Davalı, davanın reddini dilemiştir.
Mahkemece, taleple bağlı kalınarak davanın kabulüne, 1.000,00 TL vaad edilen daire bedelinin dava tarihinden itibaren işleyecek kanuni faizi ile birlikte davalıdan alınıp davacılara ödenmesine, fazla hakların saklı tutulmasına karar verilmiş; hüküm davalı tarafından temyiz edilmiştir.
1-Davacılar eldeki dava ile davalı ile imzalanan 02.10.2006 tarihli Tapu Tahsis Belgeli Tesis Sözleşmesi gereği taşınmazlarını davalıya devredip kararlaştırılan taksit ödemelerini yaptıkları halde İdare Mahkemesi kararı ile projenin iptal edilmesi nedeni ile davalının ifa olanağının kalmadığını ileri sürerek ifa yerine geçen bakiye müspet zararlarının faizi ile davalıdan tahsilini istemişlerdir. Davalı, davanın reddini dilemiş; Mahkemece, davanın kabulü ile taleple bağlı kalınarak 1.000,00 TL nin dava tarihinden işleyecek kanunu faizi ile davalıdan tahsiline karar verilmiştir. Hükme esas alınan bilirkişi raporunda; öncelikle sözleşmede verilmesi gereken 100 m2’lik dairenin dava tarihi itibari ile 510.000,00 TL olduğu belirtilmiş, ayrıca Sözleşmeye esas teşkil eden … Büyükşehir Belediye Meclisinin 17.02.2006 tarihli kararının 6. maddesinde Proje dahilinde kalan ve belediye ile konut sözleşmesi yapmayan imarlı kadastro arsa sahipleri ile tapu ve tapu tahsisli tüm tesislerin 2942 sayılı Yasa ile değişik 4560 sayılı Yasa kapsamında kamulaştırılacağı belirtildiğinden bir de kamulaştırma hesabının uygun olacağı ifade edilerek kamulaştırma bedelinin 1.210.800,00 TL olduğu yönünde görüş bildirilmiştir. Mahkemece, davalı taahhüdünü yerine getirmekten vazgeçtiğinden ve davacı ödeyeceği bedelin bir kısmı dışında borcunu yerine getirdiğinden kamulaştırmasız el atma hükümlerinin uygulanması gerektiği, 1.210.800,00 TL kamulaştırma bedelinden 18.807,08 TL arsa tahsis borcunun mahsubu ile davacıların 1.191.992,92 TL alacaklı olduğu gerekçesi ile ve taleple bağlı kalınarak davanın kabulüne karar verilmiştir. Ne var ki; davacıların talebi ifa yerine geçen müspet zararlarının tazminine ilişkindir. 6100 sayılı HMK.’nun “taleple bağlılık ilkesi” başlıklı 26/1 maddesinde hâkimin tarafların talep sonuçlarıyla bağlı olduğu ve talepten fazlasına veya başka bir şeye karar veremeyeceği hüküm altına alınmış olup, Mahkemenin talepten başka bir şeye hükmetmesi mümkün değildir. O halde mahkemece, davacının talebine uygun olarak değerlendirme yapılıp hasıl olacak sonuca göre bir karar verilmesi gerekirken yazılı şekilde hüküm tesisi usul ve yasaya aykırı olup, bozmayı gerektirir.

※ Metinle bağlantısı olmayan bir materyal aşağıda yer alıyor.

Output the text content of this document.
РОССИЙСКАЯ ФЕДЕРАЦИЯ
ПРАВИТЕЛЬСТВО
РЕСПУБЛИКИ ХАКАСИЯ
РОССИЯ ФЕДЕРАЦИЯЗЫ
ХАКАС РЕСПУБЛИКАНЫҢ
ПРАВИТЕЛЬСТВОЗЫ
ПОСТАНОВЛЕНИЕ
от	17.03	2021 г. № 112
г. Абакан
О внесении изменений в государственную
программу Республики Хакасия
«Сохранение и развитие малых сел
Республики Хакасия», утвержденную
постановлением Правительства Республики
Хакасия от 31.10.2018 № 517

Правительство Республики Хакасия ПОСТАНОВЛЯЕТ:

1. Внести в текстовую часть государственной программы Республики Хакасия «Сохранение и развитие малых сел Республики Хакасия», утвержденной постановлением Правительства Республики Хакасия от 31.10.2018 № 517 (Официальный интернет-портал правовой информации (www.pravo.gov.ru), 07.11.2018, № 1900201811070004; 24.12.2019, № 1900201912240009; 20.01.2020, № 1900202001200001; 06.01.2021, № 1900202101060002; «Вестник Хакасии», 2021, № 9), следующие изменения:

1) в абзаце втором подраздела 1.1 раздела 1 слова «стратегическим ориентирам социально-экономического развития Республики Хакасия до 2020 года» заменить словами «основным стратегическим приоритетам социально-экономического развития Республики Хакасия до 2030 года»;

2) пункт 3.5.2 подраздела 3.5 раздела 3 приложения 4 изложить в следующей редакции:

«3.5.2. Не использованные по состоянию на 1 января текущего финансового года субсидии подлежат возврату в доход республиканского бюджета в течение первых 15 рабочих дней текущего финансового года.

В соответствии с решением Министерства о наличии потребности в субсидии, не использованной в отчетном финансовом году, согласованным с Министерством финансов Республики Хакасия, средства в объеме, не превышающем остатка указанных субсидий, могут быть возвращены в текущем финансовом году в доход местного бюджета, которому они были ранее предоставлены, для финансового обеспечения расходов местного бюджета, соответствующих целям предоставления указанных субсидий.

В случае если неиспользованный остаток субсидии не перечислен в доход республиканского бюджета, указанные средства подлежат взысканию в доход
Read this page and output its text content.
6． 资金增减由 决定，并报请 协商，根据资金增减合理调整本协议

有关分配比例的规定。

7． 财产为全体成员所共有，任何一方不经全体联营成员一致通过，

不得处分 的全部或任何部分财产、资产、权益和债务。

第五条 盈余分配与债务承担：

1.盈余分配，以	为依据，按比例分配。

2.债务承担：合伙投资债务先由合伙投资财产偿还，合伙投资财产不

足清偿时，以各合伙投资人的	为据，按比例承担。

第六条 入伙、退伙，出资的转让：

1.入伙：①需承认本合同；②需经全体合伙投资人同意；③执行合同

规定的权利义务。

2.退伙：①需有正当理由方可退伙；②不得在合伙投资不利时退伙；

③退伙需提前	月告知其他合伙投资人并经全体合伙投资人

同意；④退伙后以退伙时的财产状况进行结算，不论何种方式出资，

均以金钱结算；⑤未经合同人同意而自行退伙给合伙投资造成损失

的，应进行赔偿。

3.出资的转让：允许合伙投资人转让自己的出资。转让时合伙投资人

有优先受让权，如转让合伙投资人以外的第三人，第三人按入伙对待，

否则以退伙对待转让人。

2-Bozma nedenine göre davalının temyiz itirazlarının bu aşamada incelenmesine gerek görülmemiştir.

SONUÇ: Yukarıda (1) nolu bentte açıklanan nedenlerle temyiz edilen hükmün BOZULMASINA, (2) nolu bentte yazılı nedenlerle davalının temyiz itirazlarının bu aşamada incelenmesine yer olmadığına, peşin alınan harcın istek halinde iadesine, HUMK’nun 440/I maddesi uyarınca tebliğden itibaren 15 gün içerisinde karar düzeltme yolu açık olmak üzere, 07/03/2019 gününde oybirliğiyle karar verildi.